One part traditional English whodunit and one part shadowy corporate thriller, Diamond Dagger winner Hill's 21st Dalziel/Pascoe mystery (after 2003's Death's Jest-Book
) weaves a complex and deeply satisfying tale. Pal Mciver is found dead, an apparent suicide, in a locked room of the old family house in Yorkshire. The circumstances mimic the suicide of his father, a former Ashur-Mac corporation executive, 10 years before. A book of Emily Dickinson poems found at the scene may hold clues to both deaths. Called in to investigate, detectives Peter Pascoe and Andy Dalziel find themselves entering an ever-widening and ever more intricate web of relationships.
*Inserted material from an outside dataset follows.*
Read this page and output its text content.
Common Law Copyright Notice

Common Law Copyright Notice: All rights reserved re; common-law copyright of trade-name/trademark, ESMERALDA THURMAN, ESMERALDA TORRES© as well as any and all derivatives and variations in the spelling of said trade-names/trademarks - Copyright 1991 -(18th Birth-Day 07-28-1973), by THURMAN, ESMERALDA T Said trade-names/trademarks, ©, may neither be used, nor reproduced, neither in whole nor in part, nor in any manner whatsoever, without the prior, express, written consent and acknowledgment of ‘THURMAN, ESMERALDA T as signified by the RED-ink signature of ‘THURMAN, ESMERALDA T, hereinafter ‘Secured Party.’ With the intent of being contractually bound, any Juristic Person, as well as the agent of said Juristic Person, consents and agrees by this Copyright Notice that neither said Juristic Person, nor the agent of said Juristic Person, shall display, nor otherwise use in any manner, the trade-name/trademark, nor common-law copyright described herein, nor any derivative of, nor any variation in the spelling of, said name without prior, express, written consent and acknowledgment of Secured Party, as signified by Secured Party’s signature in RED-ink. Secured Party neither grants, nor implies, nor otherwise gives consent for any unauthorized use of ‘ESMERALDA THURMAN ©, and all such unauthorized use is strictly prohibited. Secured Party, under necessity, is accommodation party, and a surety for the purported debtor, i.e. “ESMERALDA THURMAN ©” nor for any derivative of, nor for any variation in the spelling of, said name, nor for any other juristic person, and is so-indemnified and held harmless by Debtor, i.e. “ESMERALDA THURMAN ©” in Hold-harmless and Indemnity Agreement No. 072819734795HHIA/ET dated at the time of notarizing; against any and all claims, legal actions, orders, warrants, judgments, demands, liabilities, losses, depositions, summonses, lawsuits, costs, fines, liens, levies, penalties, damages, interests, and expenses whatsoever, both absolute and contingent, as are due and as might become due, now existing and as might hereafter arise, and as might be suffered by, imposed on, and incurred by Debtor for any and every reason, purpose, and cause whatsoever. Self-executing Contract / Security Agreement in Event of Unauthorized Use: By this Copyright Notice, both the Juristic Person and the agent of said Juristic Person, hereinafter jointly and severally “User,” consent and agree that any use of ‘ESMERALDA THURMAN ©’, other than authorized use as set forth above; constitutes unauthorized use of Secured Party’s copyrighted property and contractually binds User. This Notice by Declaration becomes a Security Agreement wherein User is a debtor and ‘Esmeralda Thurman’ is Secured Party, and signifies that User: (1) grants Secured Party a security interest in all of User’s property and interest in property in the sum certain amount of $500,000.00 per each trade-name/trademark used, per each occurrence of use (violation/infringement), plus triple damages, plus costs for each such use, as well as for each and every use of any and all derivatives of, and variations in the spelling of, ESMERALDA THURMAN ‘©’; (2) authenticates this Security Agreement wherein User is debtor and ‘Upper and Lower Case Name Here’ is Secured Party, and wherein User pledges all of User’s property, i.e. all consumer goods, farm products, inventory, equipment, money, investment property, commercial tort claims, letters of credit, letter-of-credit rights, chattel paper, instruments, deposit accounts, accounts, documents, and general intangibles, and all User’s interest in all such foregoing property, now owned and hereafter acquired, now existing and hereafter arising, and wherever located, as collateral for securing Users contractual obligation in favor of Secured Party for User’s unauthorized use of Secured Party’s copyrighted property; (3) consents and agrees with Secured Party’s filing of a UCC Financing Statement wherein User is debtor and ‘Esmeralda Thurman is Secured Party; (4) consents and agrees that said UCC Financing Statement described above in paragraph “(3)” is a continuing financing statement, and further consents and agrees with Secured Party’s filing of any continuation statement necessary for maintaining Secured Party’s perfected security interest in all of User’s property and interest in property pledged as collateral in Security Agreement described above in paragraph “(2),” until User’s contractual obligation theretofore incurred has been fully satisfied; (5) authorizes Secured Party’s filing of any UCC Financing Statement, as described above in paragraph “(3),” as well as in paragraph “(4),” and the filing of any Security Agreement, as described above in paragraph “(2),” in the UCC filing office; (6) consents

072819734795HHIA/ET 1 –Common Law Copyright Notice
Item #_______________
The particulars of some of these relationships hint at murder rather than suicide. Kay Kafka, Pal Mciver's stepmother, is particularly well drawn, a mixture of sadness, salaciousness, possible malice and cool intelligence. As the novel nimbly moves from character to character, it also calls into question the motives of Ashur-Mac, whose arms dealings ring a note of present-day relevance. Throughout, Pascoe and Dalziel are their usual witty, intelligent selves; they continue to be two of the more interesting police detectives in modern crime fiction. The descriptions of Dalziel are particularly fine: "like a shark dumped in a swimming pool, Dalziel provided a new and unignorable focus of attention." Hill has provided readers with a superior example of the mystery form—one with a deliciously cold sting in the final pages. Agent, Caradoc King at A.P. Watt. (Oct. 3)
Forecast:
A blurb from Ian Rankin will alert his readers. Hill should also benefit from the rising popularity of Peter Robinson's Yorkshire mysteries in the U.S.